Il busto in bronzo, realizzato dallo scultore Alfeo Bedeschi e sito lungo il primo vialetto a sinistra entrando nel cimitero che fronteggia il sottopasso ferroviario, riproducente l’immagine del ciclista sorridente dopo l’impresa compiuta a Zurigo nell’agosto del 1923 – allorché il parabiaghese Ferrario consentì all’Italia di conquistare la prima maglia iridata in una competizione ciclistica su strada – non c’è più! Roba da non credere!
Se è vero che da tempo ed in ogni angolo del mondo l’escalation degli obbrobri non conosce tregue, riservandoci notizie ed accadimenti che la razionalità della mente umana non riesce più ormai a decifrare e pertanto, si rassegna inerme alle replicazioni di ogni oscenità, è pur vero che – quando esse feriscono molto. da vicino – lo sconforto, il dolore e la rabbia prendono possesso del nostro animo.

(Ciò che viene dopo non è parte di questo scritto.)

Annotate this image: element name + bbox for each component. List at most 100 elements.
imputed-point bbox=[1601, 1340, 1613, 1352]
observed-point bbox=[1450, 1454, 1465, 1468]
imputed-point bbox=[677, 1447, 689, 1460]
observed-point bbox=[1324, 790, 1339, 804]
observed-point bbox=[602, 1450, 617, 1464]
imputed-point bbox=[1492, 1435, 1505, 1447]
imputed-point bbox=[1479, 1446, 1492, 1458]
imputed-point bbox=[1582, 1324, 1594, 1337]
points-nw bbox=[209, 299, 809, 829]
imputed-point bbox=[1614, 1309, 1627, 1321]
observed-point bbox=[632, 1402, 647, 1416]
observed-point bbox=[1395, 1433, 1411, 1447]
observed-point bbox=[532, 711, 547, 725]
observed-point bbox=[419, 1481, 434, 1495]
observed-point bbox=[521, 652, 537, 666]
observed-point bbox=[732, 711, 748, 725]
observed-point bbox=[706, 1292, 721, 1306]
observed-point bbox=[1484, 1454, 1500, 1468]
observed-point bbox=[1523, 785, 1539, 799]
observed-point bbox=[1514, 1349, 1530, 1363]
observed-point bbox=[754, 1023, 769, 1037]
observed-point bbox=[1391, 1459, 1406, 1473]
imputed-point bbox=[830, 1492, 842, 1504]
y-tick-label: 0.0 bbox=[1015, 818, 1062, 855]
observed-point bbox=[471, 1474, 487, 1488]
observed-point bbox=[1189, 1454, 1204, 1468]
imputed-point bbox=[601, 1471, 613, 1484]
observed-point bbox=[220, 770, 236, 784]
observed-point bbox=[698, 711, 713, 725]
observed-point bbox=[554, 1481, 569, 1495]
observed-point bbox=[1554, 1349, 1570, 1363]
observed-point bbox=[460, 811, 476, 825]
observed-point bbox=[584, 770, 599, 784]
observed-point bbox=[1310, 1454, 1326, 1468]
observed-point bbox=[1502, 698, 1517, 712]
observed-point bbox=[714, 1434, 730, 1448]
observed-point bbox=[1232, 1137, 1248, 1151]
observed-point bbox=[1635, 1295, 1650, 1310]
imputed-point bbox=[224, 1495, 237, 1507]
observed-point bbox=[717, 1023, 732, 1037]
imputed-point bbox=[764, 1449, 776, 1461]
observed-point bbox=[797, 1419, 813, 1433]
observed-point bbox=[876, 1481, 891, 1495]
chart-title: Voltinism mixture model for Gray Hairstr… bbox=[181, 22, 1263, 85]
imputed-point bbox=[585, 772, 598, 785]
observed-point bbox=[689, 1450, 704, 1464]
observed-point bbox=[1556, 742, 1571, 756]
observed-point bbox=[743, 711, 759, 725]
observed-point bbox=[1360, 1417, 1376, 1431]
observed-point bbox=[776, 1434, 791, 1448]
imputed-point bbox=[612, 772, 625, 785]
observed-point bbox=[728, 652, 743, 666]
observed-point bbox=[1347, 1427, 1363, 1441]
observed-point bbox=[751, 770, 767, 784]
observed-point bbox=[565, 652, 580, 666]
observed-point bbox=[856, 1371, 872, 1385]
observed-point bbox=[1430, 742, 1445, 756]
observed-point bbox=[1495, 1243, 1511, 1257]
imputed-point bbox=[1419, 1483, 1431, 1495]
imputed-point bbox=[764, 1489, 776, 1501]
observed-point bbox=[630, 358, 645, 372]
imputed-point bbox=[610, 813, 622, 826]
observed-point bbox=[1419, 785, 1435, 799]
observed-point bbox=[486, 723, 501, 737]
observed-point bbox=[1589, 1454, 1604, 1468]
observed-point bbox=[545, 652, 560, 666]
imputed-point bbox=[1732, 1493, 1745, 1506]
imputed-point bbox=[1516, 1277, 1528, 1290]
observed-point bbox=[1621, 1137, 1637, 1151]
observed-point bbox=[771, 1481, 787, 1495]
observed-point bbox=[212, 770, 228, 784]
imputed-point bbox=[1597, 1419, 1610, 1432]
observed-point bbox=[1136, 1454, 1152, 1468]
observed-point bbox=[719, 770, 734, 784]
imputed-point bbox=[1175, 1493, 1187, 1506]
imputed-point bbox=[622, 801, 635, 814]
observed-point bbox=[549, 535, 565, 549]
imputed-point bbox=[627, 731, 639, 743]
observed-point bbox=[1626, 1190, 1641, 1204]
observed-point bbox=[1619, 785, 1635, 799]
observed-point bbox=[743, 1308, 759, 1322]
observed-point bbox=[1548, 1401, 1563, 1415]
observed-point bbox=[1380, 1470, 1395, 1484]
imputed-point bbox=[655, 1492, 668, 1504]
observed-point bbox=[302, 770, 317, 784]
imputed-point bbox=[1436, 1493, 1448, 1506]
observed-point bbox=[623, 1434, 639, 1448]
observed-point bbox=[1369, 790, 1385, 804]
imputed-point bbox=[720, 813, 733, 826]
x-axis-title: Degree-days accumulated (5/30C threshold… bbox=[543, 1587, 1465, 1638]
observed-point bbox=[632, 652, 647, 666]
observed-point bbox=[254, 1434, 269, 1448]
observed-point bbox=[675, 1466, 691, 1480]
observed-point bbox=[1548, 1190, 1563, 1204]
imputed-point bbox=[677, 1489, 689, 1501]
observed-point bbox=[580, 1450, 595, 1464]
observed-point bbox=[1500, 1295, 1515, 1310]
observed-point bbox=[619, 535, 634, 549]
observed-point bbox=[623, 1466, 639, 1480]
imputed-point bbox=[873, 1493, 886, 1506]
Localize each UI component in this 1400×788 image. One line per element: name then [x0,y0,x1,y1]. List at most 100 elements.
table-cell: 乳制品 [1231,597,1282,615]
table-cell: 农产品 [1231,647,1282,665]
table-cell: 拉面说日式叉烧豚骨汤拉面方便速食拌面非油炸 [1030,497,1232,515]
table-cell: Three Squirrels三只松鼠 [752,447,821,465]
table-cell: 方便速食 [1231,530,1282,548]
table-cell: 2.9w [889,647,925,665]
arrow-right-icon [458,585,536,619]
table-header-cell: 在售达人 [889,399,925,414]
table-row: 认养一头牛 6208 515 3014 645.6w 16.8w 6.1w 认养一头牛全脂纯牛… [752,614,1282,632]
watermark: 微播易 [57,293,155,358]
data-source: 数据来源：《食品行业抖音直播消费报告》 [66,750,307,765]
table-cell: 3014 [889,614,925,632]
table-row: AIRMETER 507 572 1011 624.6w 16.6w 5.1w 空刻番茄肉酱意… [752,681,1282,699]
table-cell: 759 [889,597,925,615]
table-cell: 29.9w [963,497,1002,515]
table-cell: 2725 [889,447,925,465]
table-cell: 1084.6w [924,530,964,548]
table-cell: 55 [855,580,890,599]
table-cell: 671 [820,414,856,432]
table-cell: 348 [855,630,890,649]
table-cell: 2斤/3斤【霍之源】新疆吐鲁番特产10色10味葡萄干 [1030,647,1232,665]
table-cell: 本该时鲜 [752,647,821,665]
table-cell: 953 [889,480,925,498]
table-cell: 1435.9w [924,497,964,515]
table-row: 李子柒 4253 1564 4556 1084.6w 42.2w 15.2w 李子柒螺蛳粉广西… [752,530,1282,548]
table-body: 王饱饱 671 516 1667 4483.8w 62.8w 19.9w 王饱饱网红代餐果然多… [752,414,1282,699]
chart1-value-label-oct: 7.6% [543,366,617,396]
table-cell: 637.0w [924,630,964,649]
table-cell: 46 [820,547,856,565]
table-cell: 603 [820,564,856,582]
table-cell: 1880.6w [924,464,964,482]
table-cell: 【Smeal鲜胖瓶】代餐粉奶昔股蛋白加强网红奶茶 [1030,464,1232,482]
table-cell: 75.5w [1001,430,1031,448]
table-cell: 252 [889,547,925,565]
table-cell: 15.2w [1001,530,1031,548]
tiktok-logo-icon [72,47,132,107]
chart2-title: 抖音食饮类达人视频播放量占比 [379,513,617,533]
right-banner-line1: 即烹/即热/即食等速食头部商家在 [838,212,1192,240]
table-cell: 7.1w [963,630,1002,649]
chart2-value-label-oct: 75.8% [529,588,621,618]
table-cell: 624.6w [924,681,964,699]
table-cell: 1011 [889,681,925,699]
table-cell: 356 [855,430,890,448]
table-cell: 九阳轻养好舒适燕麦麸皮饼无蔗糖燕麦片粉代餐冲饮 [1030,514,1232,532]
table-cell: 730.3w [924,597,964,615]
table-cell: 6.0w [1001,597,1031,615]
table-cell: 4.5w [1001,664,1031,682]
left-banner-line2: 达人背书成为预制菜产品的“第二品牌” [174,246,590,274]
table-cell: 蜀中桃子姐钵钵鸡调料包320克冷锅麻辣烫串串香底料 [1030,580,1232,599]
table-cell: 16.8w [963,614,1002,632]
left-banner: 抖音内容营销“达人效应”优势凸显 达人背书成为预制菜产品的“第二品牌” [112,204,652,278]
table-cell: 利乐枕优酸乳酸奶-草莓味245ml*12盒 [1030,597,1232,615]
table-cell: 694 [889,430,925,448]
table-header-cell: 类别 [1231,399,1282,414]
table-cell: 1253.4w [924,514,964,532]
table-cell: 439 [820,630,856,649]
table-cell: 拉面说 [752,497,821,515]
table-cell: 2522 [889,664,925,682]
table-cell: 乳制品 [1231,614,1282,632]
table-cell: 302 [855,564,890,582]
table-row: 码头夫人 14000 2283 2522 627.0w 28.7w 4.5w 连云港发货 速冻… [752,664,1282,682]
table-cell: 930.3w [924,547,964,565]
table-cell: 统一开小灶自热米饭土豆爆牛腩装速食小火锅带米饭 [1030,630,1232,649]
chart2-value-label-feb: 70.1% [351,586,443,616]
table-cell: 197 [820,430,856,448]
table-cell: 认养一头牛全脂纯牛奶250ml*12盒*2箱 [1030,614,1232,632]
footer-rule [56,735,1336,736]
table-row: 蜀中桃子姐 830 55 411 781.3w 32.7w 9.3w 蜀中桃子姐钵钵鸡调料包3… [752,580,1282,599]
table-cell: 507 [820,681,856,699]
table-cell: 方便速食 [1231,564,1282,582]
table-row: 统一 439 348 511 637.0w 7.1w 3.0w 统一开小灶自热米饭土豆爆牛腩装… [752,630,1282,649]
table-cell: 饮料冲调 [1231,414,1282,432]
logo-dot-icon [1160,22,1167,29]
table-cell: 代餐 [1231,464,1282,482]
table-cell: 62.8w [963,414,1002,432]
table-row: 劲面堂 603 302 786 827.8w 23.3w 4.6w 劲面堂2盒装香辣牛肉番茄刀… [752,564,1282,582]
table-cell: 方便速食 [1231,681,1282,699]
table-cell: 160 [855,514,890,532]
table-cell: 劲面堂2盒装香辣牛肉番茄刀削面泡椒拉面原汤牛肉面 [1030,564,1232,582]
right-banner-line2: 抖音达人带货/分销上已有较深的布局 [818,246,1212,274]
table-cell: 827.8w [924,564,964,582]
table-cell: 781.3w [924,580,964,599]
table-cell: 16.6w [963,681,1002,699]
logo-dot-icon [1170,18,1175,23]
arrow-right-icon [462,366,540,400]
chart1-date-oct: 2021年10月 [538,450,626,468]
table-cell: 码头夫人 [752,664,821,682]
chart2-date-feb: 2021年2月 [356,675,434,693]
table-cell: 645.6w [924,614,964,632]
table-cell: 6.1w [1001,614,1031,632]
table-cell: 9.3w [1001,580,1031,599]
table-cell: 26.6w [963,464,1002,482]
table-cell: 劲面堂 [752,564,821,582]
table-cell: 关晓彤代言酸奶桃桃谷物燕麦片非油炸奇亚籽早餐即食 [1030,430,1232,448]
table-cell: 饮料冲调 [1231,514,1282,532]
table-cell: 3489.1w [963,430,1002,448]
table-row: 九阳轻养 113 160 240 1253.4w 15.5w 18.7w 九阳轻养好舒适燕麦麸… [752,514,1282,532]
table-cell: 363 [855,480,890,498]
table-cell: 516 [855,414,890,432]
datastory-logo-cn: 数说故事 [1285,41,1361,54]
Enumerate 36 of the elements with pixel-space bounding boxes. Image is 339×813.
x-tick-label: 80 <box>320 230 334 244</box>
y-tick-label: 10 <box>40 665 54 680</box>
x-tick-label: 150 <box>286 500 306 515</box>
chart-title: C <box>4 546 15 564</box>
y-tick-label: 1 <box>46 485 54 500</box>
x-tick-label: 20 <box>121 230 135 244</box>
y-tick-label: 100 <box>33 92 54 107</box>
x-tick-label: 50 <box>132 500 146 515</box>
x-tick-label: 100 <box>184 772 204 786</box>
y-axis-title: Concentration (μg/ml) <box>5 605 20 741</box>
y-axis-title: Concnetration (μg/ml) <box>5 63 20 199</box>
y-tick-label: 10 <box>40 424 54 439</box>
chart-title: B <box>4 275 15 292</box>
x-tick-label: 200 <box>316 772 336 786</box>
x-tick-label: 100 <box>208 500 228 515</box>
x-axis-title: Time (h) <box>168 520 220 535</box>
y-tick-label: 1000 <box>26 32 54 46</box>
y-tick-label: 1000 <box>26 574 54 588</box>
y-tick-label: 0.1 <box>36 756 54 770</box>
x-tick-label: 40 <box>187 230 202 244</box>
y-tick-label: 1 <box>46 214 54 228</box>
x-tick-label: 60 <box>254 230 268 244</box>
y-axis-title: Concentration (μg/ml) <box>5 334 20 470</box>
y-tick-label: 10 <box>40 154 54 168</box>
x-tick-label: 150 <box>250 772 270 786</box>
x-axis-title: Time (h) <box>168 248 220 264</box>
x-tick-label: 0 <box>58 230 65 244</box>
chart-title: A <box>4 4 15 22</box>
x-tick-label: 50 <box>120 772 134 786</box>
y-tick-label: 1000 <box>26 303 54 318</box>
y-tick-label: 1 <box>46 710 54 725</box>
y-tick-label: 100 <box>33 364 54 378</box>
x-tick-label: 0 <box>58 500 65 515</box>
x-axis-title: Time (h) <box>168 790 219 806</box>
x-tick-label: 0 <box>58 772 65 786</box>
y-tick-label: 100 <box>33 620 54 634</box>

I furti di oggetti di rame, di bronzo o di altre leghe nel cimiteri non rappresentano di certo una novità, ma appropriarsi – come in questo caso di un monumento che impreziosisce con la sua mole e le sue fattezze la tomba di un autentico campione, eletto a vanto sportivo della Città di Parabiago, è un oltraggio che ferisce la comunità parabiaghese.
Libero Ferrario è stato un campione sportivo, ma anche un uomo sfortunato perché la malattia ne ha accorciato prima la carriera e poi lo ha stroncato non ancora trentenne. Il furto del busto appare come un capitolo squallido, scritto da mani avide e vigliacche, che si aggiunge a quelli di una vita già breve e già tormentata: perché offendere la memoria di un uomo che ha messo la sua forza fisica al servizio della città e contestualmente ferire una comunità nella sfera degli affetti e dei ricordi più elevati?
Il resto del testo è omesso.